Naturellement, il s’agit d’un leurre. La Banque de France a fait savoir qu’une aussi forte amende appliquée à la grande banque européenne qu’est la BNP pourrait nuire au système financier mondial tout entier. En effet, le plaider coupable de la BNP peut conduire certains pays à lui retirer sa licence bancaire et certains clients à changer de banque. De plus, son exclusion du système de compensation en dollars pour un an sur une grande partie de ses activités, la forçant à effectuer les transactions par l’intermédiaire d'autres banques, est un coup dur pour une banque qui joue un rôle clé dans le commerce international.
Mais il s’agit, maintenant que le mal est fait, de cacher la poussière sous le tapis.
Logiquement et déontologiquement, le gouvernement français et les autorités européennes devraient demander des comptes aux dirigeants de la BNP et les inculper de faux en écritures et de tentatives de fraude. Ils se sont en effet comportés comme de vulgaires tricheurs, comme le présente le rapport américain contresigné par les dirigeants de la BNP (point 22 du rapport des inspecteurs que je joins en annexe et que je vous conseille de parcourir) :
« Pour éviter que ses transactions soient identifiées et bloquées par des banques américaines, BNPP se mit d’accord avec les Entités Sanctionnées dès 2002 et jusqu’en 2007 pour ne pas mentionner leurs noms dans les transactions en dollars US effectuées aux États-Unis. Par exemple : « en raison de l’embargo américain contre le Soudan, veuillez [débiter notre compte en dollars US] sans mentionner notre nom dans votre ordre de paiement » et « transférez la somme de 900 000 dollars US… sans mentionner notre nom – je répète sans mentionner notre nom dans le code d’identification bancaire aux États-Unis ». Ces messages de paiement portaient fréquemment des tampons de salariés de BNPP marqués « ATTENTION: EMBARGO AMÉRICAIN ».

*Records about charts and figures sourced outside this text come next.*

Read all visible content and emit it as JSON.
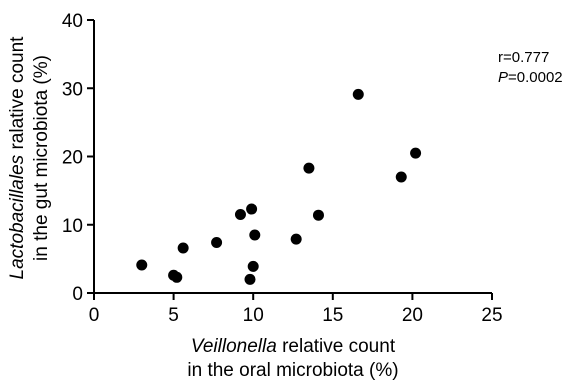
{
  "chart_data": {
    "type": "scatter",
    "title": "",
    "xlabel": {
      "italic": "Veillonella",
      "rest": " relative count",
      "line2": "in the oral microbiota (%)"
    },
    "ylabel": {
      "italic": "Lactobacillales",
      "rest": " ralative count",
      "line2": "in the gut microbiota (%)"
    },
    "xlim": [
      0,
      25
    ],
    "ylim": [
      0,
      40
    ],
    "xticks": [
      "0",
      "5",
      "10",
      "15",
      "20",
      "25"
    ],
    "yticks": [
      "0",
      "10",
      "20",
      "30",
      "40"
    ],
    "grid": false,
    "marker_color": "#000000",
    "annotation": {
      "r_text": "r=0.777",
      "p_label": "P",
      "p_value": "=0.0002"
    },
    "points": [
      {
        "x": 3.0,
        "y": 4.1
      },
      {
        "x": 5.0,
        "y": 2.6
      },
      {
        "x": 5.2,
        "y": 2.3
      },
      {
        "x": 5.6,
        "y": 6.6
      },
      {
        "x": 7.7,
        "y": 7.4
      },
      {
        "x": 9.2,
        "y": 11.5
      },
      {
        "x": 9.8,
        "y": 2.0
      },
      {
        "x": 9.9,
        "y": 12.3
      },
      {
        "x": 10.0,
        "y": 3.9
      },
      {
        "x": 10.1,
        "y": 8.5
      },
      {
        "x": 12.7,
        "y": 7.9
      },
      {
        "x": 13.5,
        "y": 18.3
      },
      {
        "x": 14.1,
        "y": 11.4
      },
      {
        "x": 16.6,
        "y": 29.1
      },
      {
        "x": 19.3,
        "y": 17.0
      },
      {
        "x": 20.2,
        "y": 20.5
      }
    ]
  }
}
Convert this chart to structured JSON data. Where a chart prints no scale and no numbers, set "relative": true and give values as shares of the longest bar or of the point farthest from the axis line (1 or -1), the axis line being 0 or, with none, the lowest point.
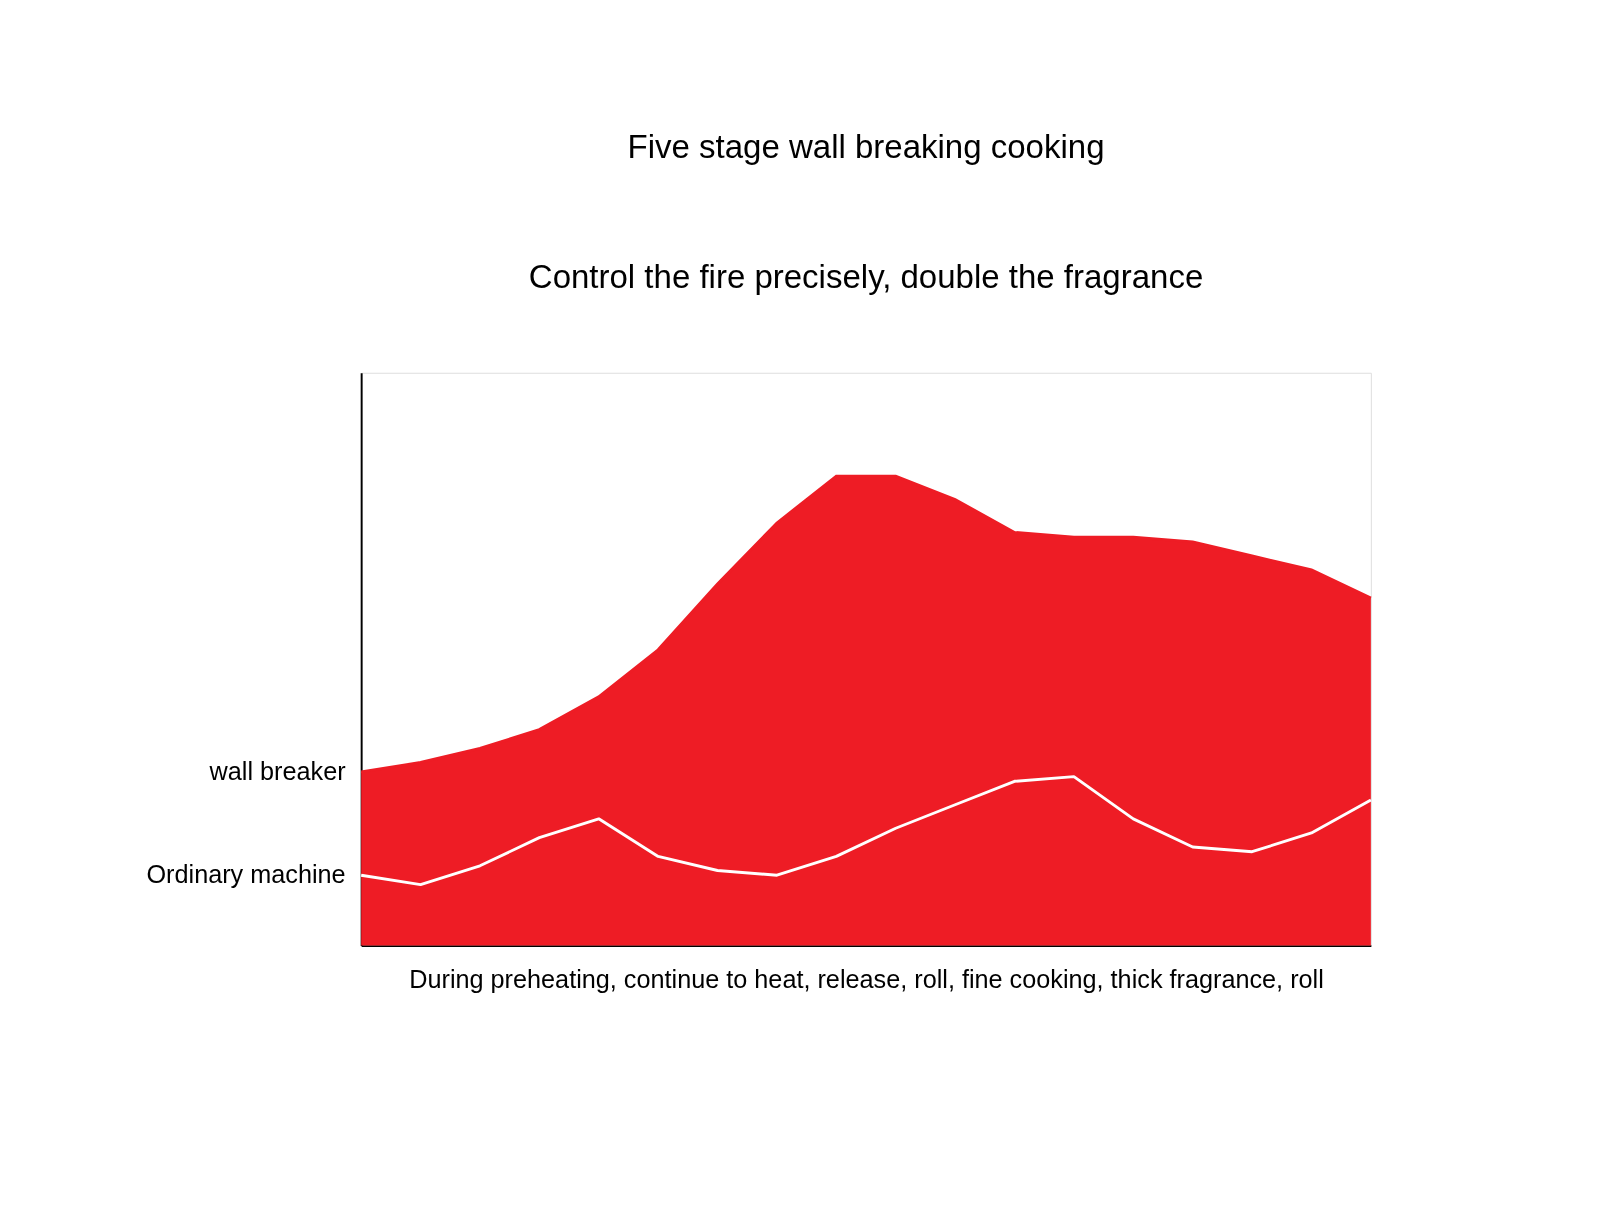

Des dirigeants qui étaient à la fois si peu regardants qu’ils travestissaient les opérations et si stupides qu’ils ont pris le risque de faire perdre 8,9 milliards de $ à la BNP ne devraient plus la diriger. C’est le moins que l’on puisse exiger du Conseil d’Administration de la BNP, comme on doit s’étonner qu’aucun juge ne songe à inculper ces mêmes dirigeants de faux en écritures. On a pourtant condamné Jérôme Kerviel pour ces mêmes dissimulations et des pertes moins importantes au détriment de la Société Générale …
Mais il est bien possible que le régulateur bancaire suisse supplée les autorités françaises. Il a en effet indiqué qu’il allait examiner de plus prés les opérations de Genève de la banque ainsi que les conversations entre les clients et les responsables bancaires cherchant à limiter les dégâts provoqués par leurs actes. Ce ne serait pas la première fois que les autorités suisses osent agir à la place de leurs homologues français…
Il reste que faire semblant de croire que les dirigeants de la BNP sont des victimes innocentes de la vindicte américaine est, à mon avis, une grande faute. Car, en occultant leur responsabilité, on semble vouloir démontrer qu’en France, il suffit d’être du bon côté du manche pour échapper à toute sanction ce qui n’est pas de nature à améliorer le moral des entrepreneurs.